Object ID of the user-assigned MSI to use, if any.

Leave blank if msi_client_id or msi_mi_res_id specified.

Properties:

  • Config: msi_object_id
  • Env Var: RCLONE_AZUREFILES_MSI_OBJECT_ID
  • Type: string
  • Required: false

--azurefiles-msi-client-id

Object ID of the user-assigned MSI to use, if any.

Leave blank if msi_object_id or msi_mi_res_id specified.

Properties:

  • Config: msi_client_id
  • Env Var: RCLONE_AZUREFILES_MSI_CLIENT_ID
  • Type: string
  • Required: false

--azurefiles-msi-mi-res-id

Azure resource ID of the user-assigned MSI to use, if any.

Leave blank if msi_client_id or msi_object_id specified.

Properties:

  • Config: msi_mi_res_id
  • Env Var: RCLONE_AZUREFILES_MSI_MI_RES_ID
  • Type: string
  • Required: false

--azurefiles-endpoint

Endpoint for the service.

Leave blank normally.

Properties:

  • Config: endpoint
  • Env Var: RCLONE_AZUREFILES_ENDPOINT
  • Type: string
  • Required: false

--azurefiles-chunk-size

Upload chunk size.

Note that this is stored in memory and there may be up to "--transfers" * "--azurefile-upload-concurrency" chunks stored at once in memory.

Properties:

  • Config: chunk_size
  • Env Var: RCLONE_AZUREFILES_CHUNK_SIZE
  • Type: SizeSuffix
  • Default: 4Mi

--azurefiles-upload-concurrency

Concurrency for multipart uploads.

This is the number of chunks of the same file that are uploaded concurrently.

If you are uploading small numbers of large files over high-speed links and these uploads do not fully utilize your bandwidth, then increasing this may help to speed up the transfers.

Note that chunks are stored in memory and there may be up to "--transfers" * "--azurefile-upload-concurrency" chunks stored at once in memory.

Properties:

  • Config: upload_concurrency
  • Env Var: RCLONE_AZUREFILES_UPLOAD_CONCURRENCY
  • Type: int
  • Default: 16

--azurefiles-max-stream-size

Max size for streamed files.

Azure files needs to know in advance how big the file will be. When rclone doesn't know it uses this value instead.

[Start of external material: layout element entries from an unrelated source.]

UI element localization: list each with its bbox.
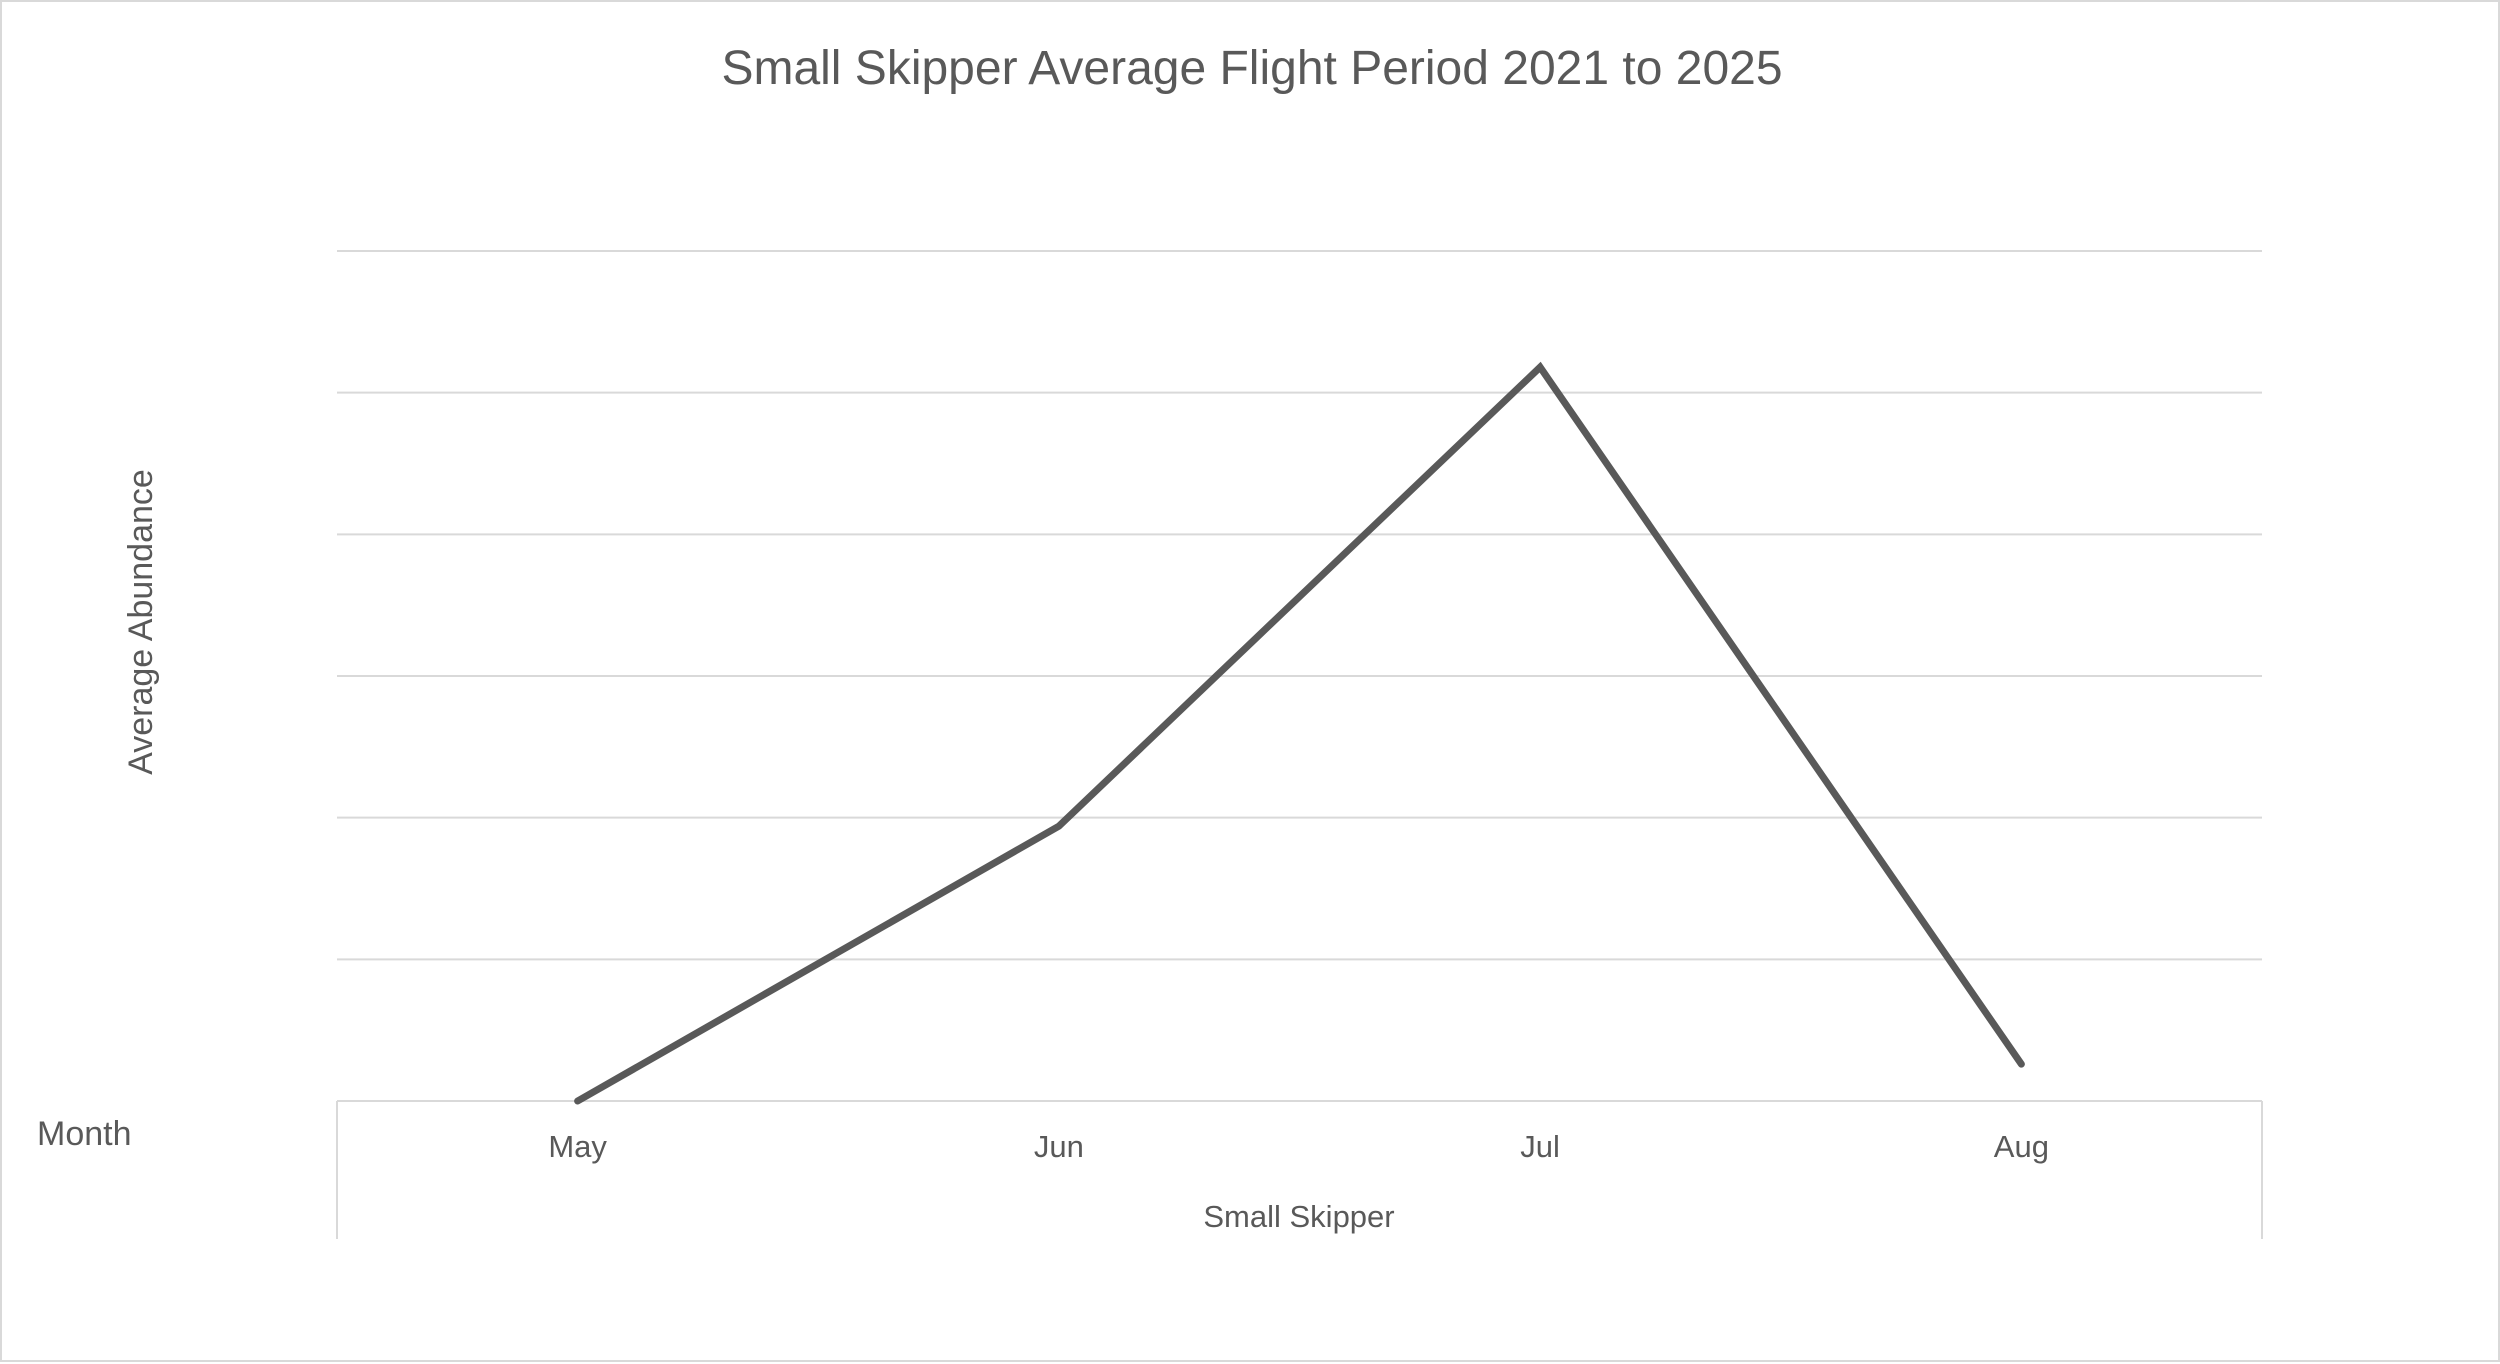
x-tick-label-jul: Jul [1520, 1129, 1560, 1164]
series-layer [578, 367, 2022, 1101]
tick-labels: May Jun Jul Aug [548, 1129, 2049, 1164]
x-tick-label-jun: Jun [1034, 1129, 1084, 1164]
x-tick-label-aug: Aug [1994, 1129, 2049, 1164]
gridlines [337, 251, 2262, 959]
y-axis-title: Average Abundance [122, 469, 160, 775]
chart-title: Small Skipper Average Flight Period 2021… [721, 42, 1782, 95]
x-tick-label-may: May [548, 1129, 607, 1164]
category-group-label: Small Skipper [1203, 1199, 1394, 1234]
x-axis-title: Month [37, 1115, 132, 1153]
series-line-1 [578, 367, 2022, 1101]
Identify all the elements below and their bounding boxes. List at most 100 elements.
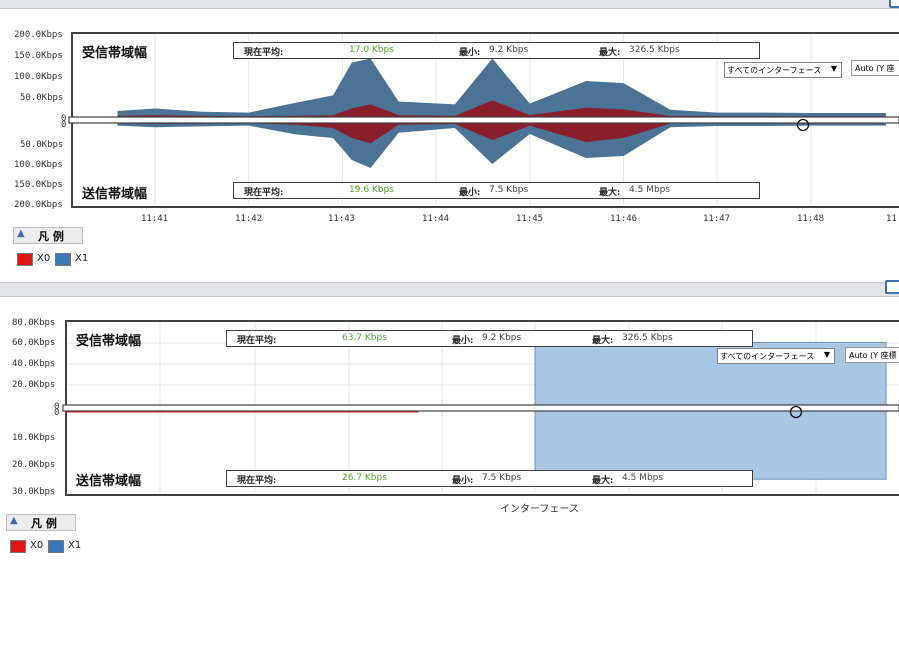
series-x1-rx-area [117,58,886,120]
panel-header-strip [0,0,899,9]
y-scale-value: Auto (Y 座 [855,64,895,73]
avg-label: 現在平均: [244,48,284,58]
tx-title: 送信帯域幅 [76,474,142,489]
avg-label: 現在平均: [244,188,284,198]
min-value: 7.5 Kbps [482,473,522,483]
x-tick: 11:43 [328,214,356,224]
legend-toggle-button[interactable]: ▲ 凡 例 [6,514,76,531]
y-tick: 150.0Kbps [14,51,63,61]
min-label: 最小: [452,336,474,346]
avg-label: 現在平均: [237,476,277,486]
avg-value: 63.7 Kbps [342,333,387,343]
y-tick: 0 [61,120,67,130]
interface-select-value: すべてのインターフェース [727,66,822,75]
legend-swatch-x0 [17,253,33,266]
bar-x1-tx [534,407,887,480]
y-tick: 40.0Kbps [12,359,56,369]
legend-toggle-button[interactable]: ▲ 凡 例 [13,227,83,244]
interface-select-value: すべてのインターフェース [720,352,815,361]
collapse-up-icon: ▲ [17,228,25,239]
x-tick: 11:45 [516,214,544,224]
avg-value: 17.0 Kbps [349,45,394,55]
avg-value: 26.7 Kbps [342,473,387,483]
x-tick: 11:47 [703,214,731,224]
rx-stats: 現在平均: 63.7 Kbps 最小: 9.2 Kbps 最大: 326.5 K… [226,330,753,347]
min-label: 最小: [459,188,481,198]
series-x1-tx-area [117,120,886,168]
avg-value: 19.6 Kbps [349,185,394,195]
x-tick: 11:42 [235,214,263,224]
chart-1-plot [68,34,899,204]
y-tick: 30.0Kbps [12,487,56,497]
x-tick: 11: [886,214,899,224]
y-tick: 80.0Kbps [12,318,56,328]
legend-swatch-x0 [10,540,26,553]
zero-baseline [62,404,899,412]
cursor-marker [789,405,803,419]
legend-swatch-x1 [55,253,71,266]
interface-select[interactable]: すべてのインターフェース ▼ [717,348,835,364]
series-x0-tx-area [117,120,886,144]
max-label: 最大: [599,48,621,58]
chevron-down-icon: ▼ [823,350,830,359]
rx-title: 受信帯域幅 [76,334,142,349]
chevron-down-icon: ▼ [830,64,837,73]
legend-label-x0: X0 [37,253,51,264]
y-tick: 50.0Kbps [20,140,64,150]
popout-icon[interactable] [889,0,899,8]
y-scale-select[interactable]: Auto (Y 座標 [845,347,899,363]
popout-icon[interactable] [885,280,899,294]
max-value: 4.5 Mbps [629,185,671,195]
y-tick: 50.0Kbps [20,93,64,103]
interface-select[interactable]: すべてのインターフェース ▼ [724,62,842,78]
x-tick: 11:41 [141,214,169,224]
y-tick: 100.0Kbps [14,160,63,170]
max-value: 4.5 Mbps [622,473,664,483]
y-tick: 0 [54,408,60,418]
legend-label: 凡 例 [31,517,57,530]
y-tick: 200.0Kbps [14,30,63,40]
tx-stats: 現在平均: 26.7 Kbps 最小: 7.5 Kbps 最大: 4.5 Mbp… [226,470,753,487]
y-tick: 200.0Kbps [14,200,63,210]
y-tick: 20.0Kbps [12,380,56,390]
y-tick: 0 [54,402,60,412]
y-scale-select[interactable]: Auto (Y 座 [851,60,899,76]
y-tick: 100.0Kbps [14,72,63,82]
legend-label-x1: X1 [75,253,89,264]
y-tick: 0 [61,114,67,124]
tx-stats: 現在平均: 19.6 Kbps 最小: 7.5 Kbps 最大: 4.5 Mbp… [233,182,760,199]
x-tick: 11:46 [610,214,638,224]
max-label: 最大: [592,476,614,486]
x-tick: 11:44 [422,214,450,224]
tx-title: 送信帯域幅 [82,187,148,202]
min-value: 7.5 Kbps [489,185,529,195]
min-value: 9.2 Kbps [489,45,529,55]
x-tick: 11:48 [797,214,825,224]
min-value: 9.2 Kbps [482,333,522,343]
avg-label: 現在平均: [237,336,277,346]
legend-swatch-x1 [48,540,64,553]
y-tick: 20.0Kbps [12,460,56,470]
legend-label: 凡 例 [38,230,64,243]
chart-2-plot [62,322,899,492]
y-scale-value: Auto (Y 座標 [849,351,897,360]
legend-label-x0: X0 [30,540,44,551]
y-tick: 10.0Kbps [12,433,56,443]
y-tick: 150.0Kbps [14,180,63,190]
max-label: 最大: [592,336,614,346]
cursor-marker [796,118,810,132]
max-label: 最大: [599,188,621,198]
max-value: 326.5 Kbps [622,333,673,343]
legend-label-x1: X1 [68,540,82,551]
max-value: 326.5 Kbps [629,45,680,55]
min-label: 最小: [459,48,481,58]
x-axis-title: インターフェース [500,504,579,515]
collapse-up-icon: ▲ [10,515,18,526]
rx-stats: 現在平均: 17.0 Kbps 最小: 9.2 Kbps 最大: 326.5 K… [233,42,760,59]
panel-header-strip [0,282,899,297]
series-x0-rx-area [117,100,886,120]
zero-baseline [68,116,899,124]
y-tick: 60.0Kbps [12,338,56,348]
min-label: 最小: [452,476,474,486]
rx-title: 受信帯域幅 [82,46,148,61]
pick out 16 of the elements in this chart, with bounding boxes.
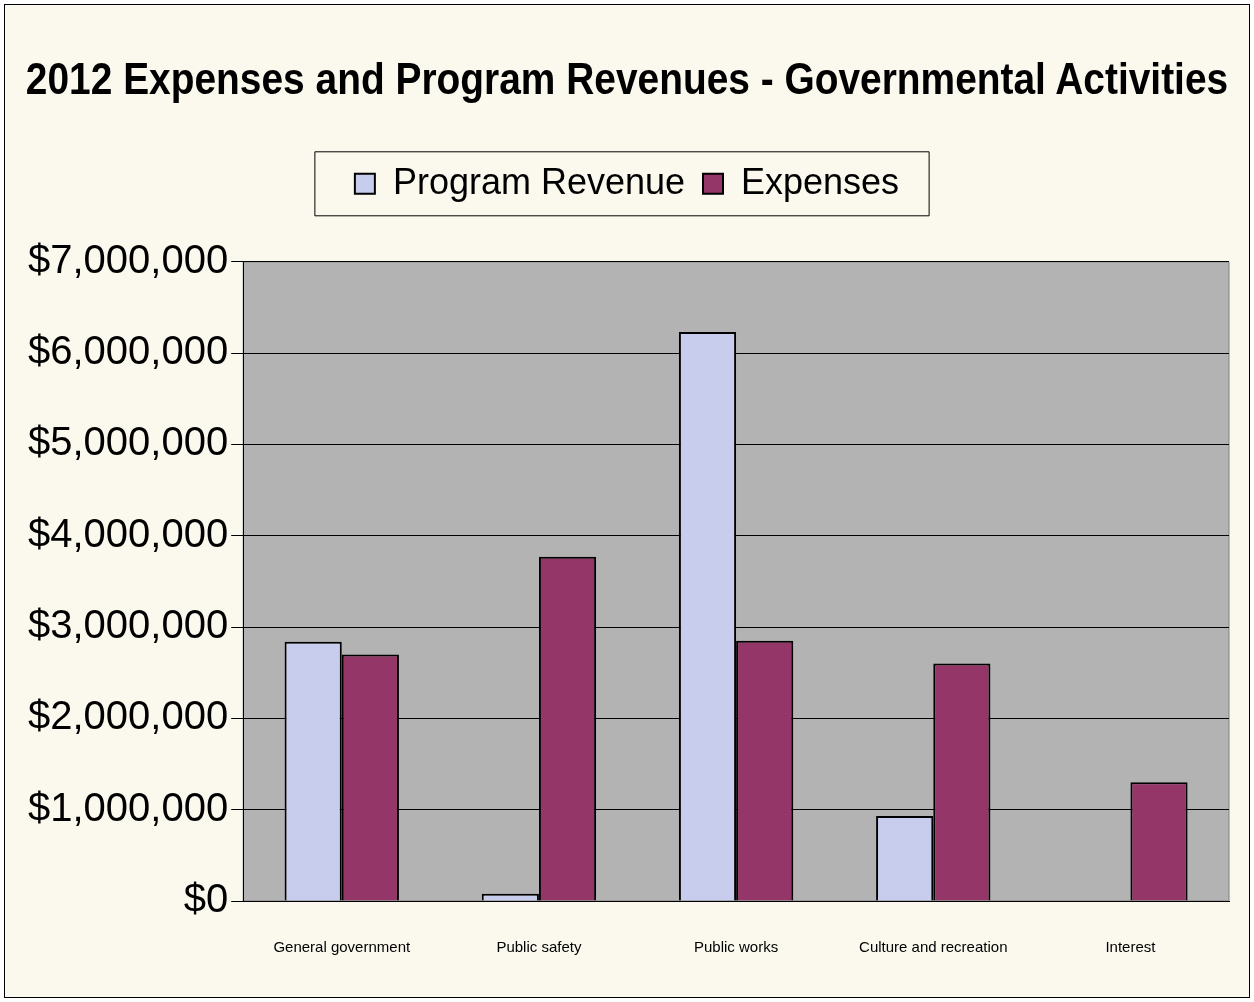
chart-title: 2012 Expenses and Program Revenues - Governmental Activities [25, 53, 1229, 104]
y-tick-label: $1,000,000 [27, 784, 229, 829]
x-tick-label: Public safety [496, 938, 582, 956]
x-tick-label: Interest [1105, 938, 1157, 956]
legend-label: Expenses [741, 160, 900, 202]
x-tick-label: Public works [694, 938, 779, 956]
y-tick-label: $0 [183, 876, 229, 921]
y-tick-label: $4,000,000 [27, 510, 229, 555]
y-tick-label: $6,000,000 [27, 328, 229, 373]
y-tick-label: $5,000,000 [27, 419, 229, 464]
legend-label: Program Revenue [392, 160, 686, 202]
x-tick-label: General government [273, 938, 411, 956]
x-tick-label: Culture and recreation [859, 938, 1008, 956]
y-tick-label: $2,000,000 [27, 693, 229, 738]
y-tick-label: $7,000,000 [27, 236, 229, 281]
y-tick-label: $3,000,000 [27, 602, 229, 647]
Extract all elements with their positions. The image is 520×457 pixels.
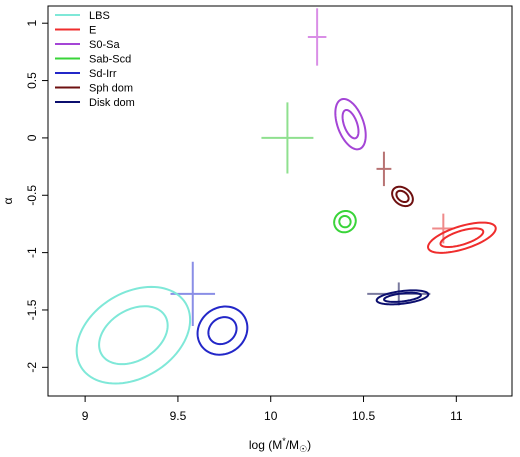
- x-tick-label: 11: [450, 409, 463, 423]
- y-tick-label: -0.5: [25, 185, 39, 206]
- y-tick-label: -1.5: [25, 299, 39, 320]
- x-tick-label: 9.5: [170, 409, 187, 423]
- legend-entry: Disk dom: [55, 97, 135, 109]
- legend-label: Sph dom: [89, 83, 133, 95]
- error-cross-layer: [170, 8, 455, 327]
- series-s0-sa: [334, 97, 367, 151]
- error-cross-1: [261, 102, 314, 174]
- confidence-ellipse: [196, 305, 249, 356]
- confidence-ellipse: [334, 97, 367, 151]
- legend-entry: LBS: [55, 10, 110, 22]
- legend-entry: E: [55, 25, 96, 37]
- y-tick-label: 1: [25, 20, 39, 27]
- confidence-ellipse: [338, 214, 352, 229]
- confidence-ellipse-layer: [75, 97, 497, 385]
- y-tick-label: 0.5: [25, 72, 39, 89]
- error-cross-0: [307, 8, 327, 66]
- legend-entry: Sd-Irr: [55, 68, 117, 80]
- confidence-ellipse: [427, 221, 497, 254]
- confidence-ellipse: [439, 227, 485, 249]
- legend: LBS E S0-Sa Sab-Scd Sd-Irr Sph dom Disk dom: [55, 10, 135, 109]
- x-axis-ticks: 9 9.5 10 10.5 11: [82, 396, 463, 423]
- legend-entry: S0-Sa: [55, 39, 120, 51]
- confidence-ellipse: [333, 209, 357, 234]
- error-cross-2: [376, 151, 392, 187]
- confidence-ellipse: [375, 289, 430, 306]
- legend-entry: Sph dom: [55, 83, 133, 95]
- x-tick-label: 10: [264, 409, 278, 423]
- y-tick-label: 0: [25, 134, 39, 141]
- legend-label: Sd-Irr: [89, 68, 117, 80]
- legend-label: Disk dom: [89, 97, 135, 109]
- confidence-ellipse: [395, 189, 410, 204]
- x-axis-label: log (M*/M☉): [249, 436, 311, 454]
- x-tick-label: 10.5: [352, 409, 376, 423]
- confidence-ellipse: [391, 185, 414, 208]
- y-tick-label: -1: [25, 247, 39, 258]
- legend-label: S0-Sa: [89, 39, 120, 51]
- plot-frame: [47, 5, 513, 397]
- series-sph-dom: [391, 185, 414, 208]
- y-tick-label: -2: [25, 362, 39, 373]
- series-e: [427, 221, 497, 254]
- legend-entry: Sab-Scd: [55, 54, 131, 66]
- legend-label: Sab-Scd: [89, 54, 131, 66]
- series-sab-scd: [333, 209, 357, 234]
- confidence-ellipse: [207, 316, 238, 346]
- y-axis-ticks: -2 -1.5 -1 -0.5 0 0.5 1: [25, 20, 48, 373]
- confidence-ellipse: [383, 291, 422, 303]
- series-disk-dom: [375, 289, 430, 306]
- confidence-ellipse: [98, 305, 169, 366]
- series-lbs: [75, 285, 192, 385]
- confidence-ellipse: [75, 285, 192, 385]
- confidence-ellipse: [341, 108, 360, 140]
- x-tick-label: 9: [82, 409, 89, 423]
- legend-label: E: [89, 25, 96, 37]
- y-axis-label: α: [1, 197, 15, 204]
- legend-label: LBS: [89, 10, 110, 22]
- series-sd-irr: [196, 305, 249, 356]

This will be used when rclone is streaming data, the most common uses are:

  • Uploading files with --vfs-cache-mode off with rclone mount
  • Using rclone rcat
  • Copying files with unknown length

You will need this much free space in the share as the file will be this size temporarily.

Properties:

  • Config: max_stream_size
  • Env Var: RCLONE_AZUREFILES_MAX_STREAM_SIZE
  • Type: SizeSuffix
  • Default: 10Gi

--azurefiles-encoding

The encoding for the backend.

See the encoding section in the overview for more info.

Properties:

  • Config: encoding
  • Env Var: RCLONE_AZUREFILES_ENCODING
  • Type: Encoding
  • Default: Slash,LtGt,DoubleQuote,Colon,Question,Asterisk,Pipe,BackSlash,Del,Ctl,RightPeriod,InvalidUtf8,Dot

{{< rem autogenerated options stop >}}

Custom upload headers

You can set custom upload headers with the --header-upload flag.

  • Cache-Control
  • Content-Disposition
  • Content-Encoding
  • Content-Language
  • Content-Type

Eg --header-upload "Content-Type: text/potato"

Limitations

MD5 sums are only uploaded with chunked files if the source has an MD5 sum. This will always be the case for a local to azure copy.